The Lady Vanishes – Review – Leeds Grand Theatre
By Carol Plant, July 2019
Based on the film directed by Alfred Hitchcock, presented by the Classic Thriller Theatre Company and starring a plethora of well-known stage and screen actors, The Lady Vanishes comes with real pedigree. I was looking forward to a classic whodunit evening, perched on the edge of my seat (and not just because I was overheating in the sweltering heatwave).
There’s no sneak preview of the stage this evening, we wait sweating for the curtains to rise to show a Nazi banner and a dark view of a train station causeway. We are thrown straight into the action. People talking and the movement of several characters. But the sound is poor – almost muffled in the heat. I struggle to hear what is being said, but battle on, desperately trying to work out what is happening and wondering if this is some intentional device to throw us off the scent.

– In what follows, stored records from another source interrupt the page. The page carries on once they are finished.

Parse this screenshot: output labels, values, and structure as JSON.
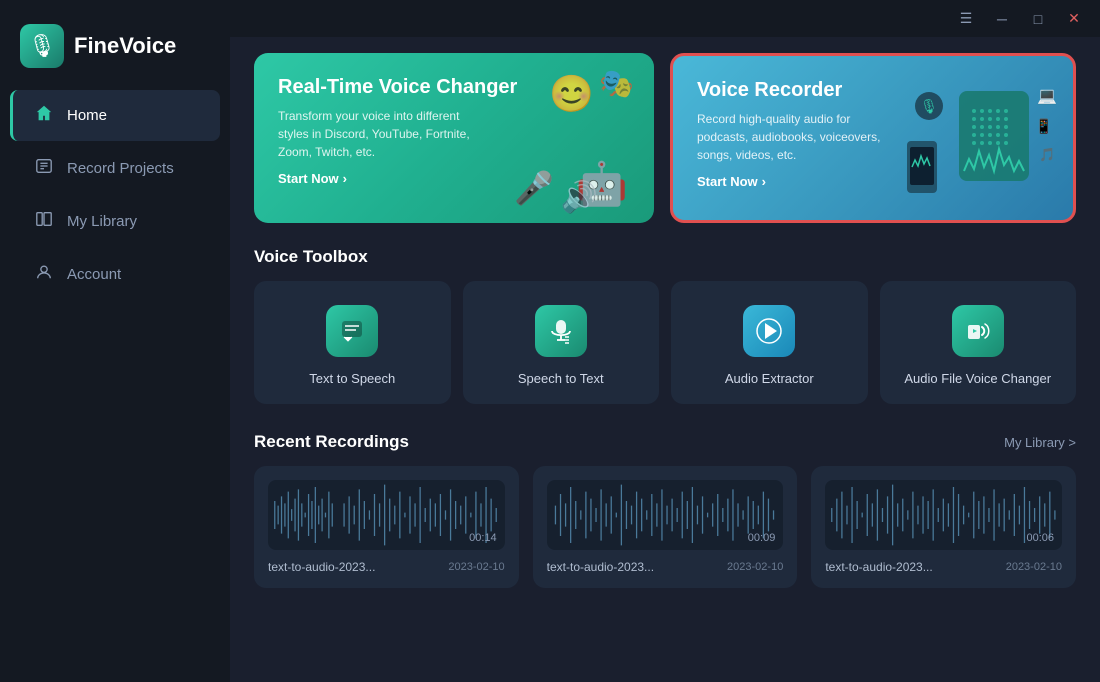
{
  "app": {
    "name": "FineVoice",
    "logo_emoji": "🎙"
  },
  "titlebar": {
    "menu_icon": "☰",
    "minimize_icon": "─",
    "maximize_icon": "□",
    "close_icon": "✕"
  },
  "sidebar": {
    "items": [
      {
        "id": "home",
        "label": "Home",
        "icon": "⌂",
        "active": true
      },
      {
        "id": "record-projects",
        "label": "Record Projects",
        "icon": "⊞"
      },
      {
        "id": "my-library",
        "label": "My Library",
        "icon": "▦"
      },
      {
        "id": "account",
        "label": "Account",
        "icon": "○"
      }
    ]
  },
  "banners": {
    "left": {
      "title": "Real-Time Voice Changer",
      "description": "Transform your voice into different styles in Discord, YouTube, Fortnite, Zoom, Twitch, etc.",
      "link_text": "Start Now",
      "link_arrow": "›"
    },
    "right": {
      "title": "Voice Recorder",
      "description": "Record high-quality audio for podcasts, audiobooks, voiceovers, songs, videos, etc.",
      "link_text": "Start Now",
      "link_arrow": "›"
    }
  },
  "toolbox": {
    "title": "Voice Toolbox",
    "tools": [
      {
        "id": "text-to-speech",
        "label": "Text to Speech",
        "icon": "📝"
      },
      {
        "id": "speech-to-text",
        "label": "Speech to Text",
        "icon": "🎤"
      },
      {
        "id": "audio-extractor",
        "label": "Audio Extractor",
        "icon": "▶"
      },
      {
        "id": "audio-file-voice-changer",
        "label": "Audio File Voice Changer",
        "icon": "🎵"
      }
    ]
  },
  "recent_recordings": {
    "title": "Recent Recordings",
    "library_link": "My Library >",
    "recordings": [
      {
        "id": "rec1",
        "name": "text-to-audio-2023...",
        "date": "2023-02-10",
        "duration": "00:14"
      },
      {
        "id": "rec2",
        "name": "text-to-audio-2023...",
        "date": "2023-02-10",
        "duration": "00:09"
      },
      {
        "id": "rec3",
        "name": "text-to-audio-2023...",
        "date": "2023-02-10",
        "duration": "00:06"
      }
    ]
  }
}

But it is not. At the interval I ask around and everyone agrees: The sound is atrocious.
“A farce in masquerade”
Unfamiliar with the storyline I try to patch together what is happening. A group of passengers are trying to leave occupied Austria. An SS general is met with disdain by English characters. English characters get annoyed in a very British way because they have had to wait due to train cancellations. And that is honestly as much as I can work out.
I’m baffled, but my theatre instinct works out the usual suspects on board the train: An elderly spinster, two cricket-mad guys, a barrister and his mistress, a young cad.
Expecting suspense, instead I witness a farce in masquerade. The play is a shambles. Some lines draw laughter, but I can’t tell if it’s real or ironic or sympathetic, but it’s certainly sporadic. I wonder at some point if they should have pitched the thing all melodramatic and played it for laughs, but then I am wilting in the warmth.
“Over the top”
The direction is messy and clichéd. At times the characters talk over each other, adding more stress to the continual ear straining. The acting is over the top, the accents are jarring, including one infuriating attempt at an upper class 1930s delivery. I am unsure whether it is all deliberate from a cast who know they’re in a stinker.
Something positive? I note that the stage changes are impressively quick and well rehearsed. We go from station platform, to carriage to dining car all in what seems the blink of an eye.
But the main questions are unanswered. Where on earth has the lady got to? Has the young Iris simply hallucinated her? Why do some passengers say they have seen her and why do some say they haven’t? What is everybody hiding?
Well, if you want to find out you will have to go along and discover for yourself because I haven’t got a clue. Tell me then if I am being hypercritical.
As for this lady, she did indeed wish she could vanish.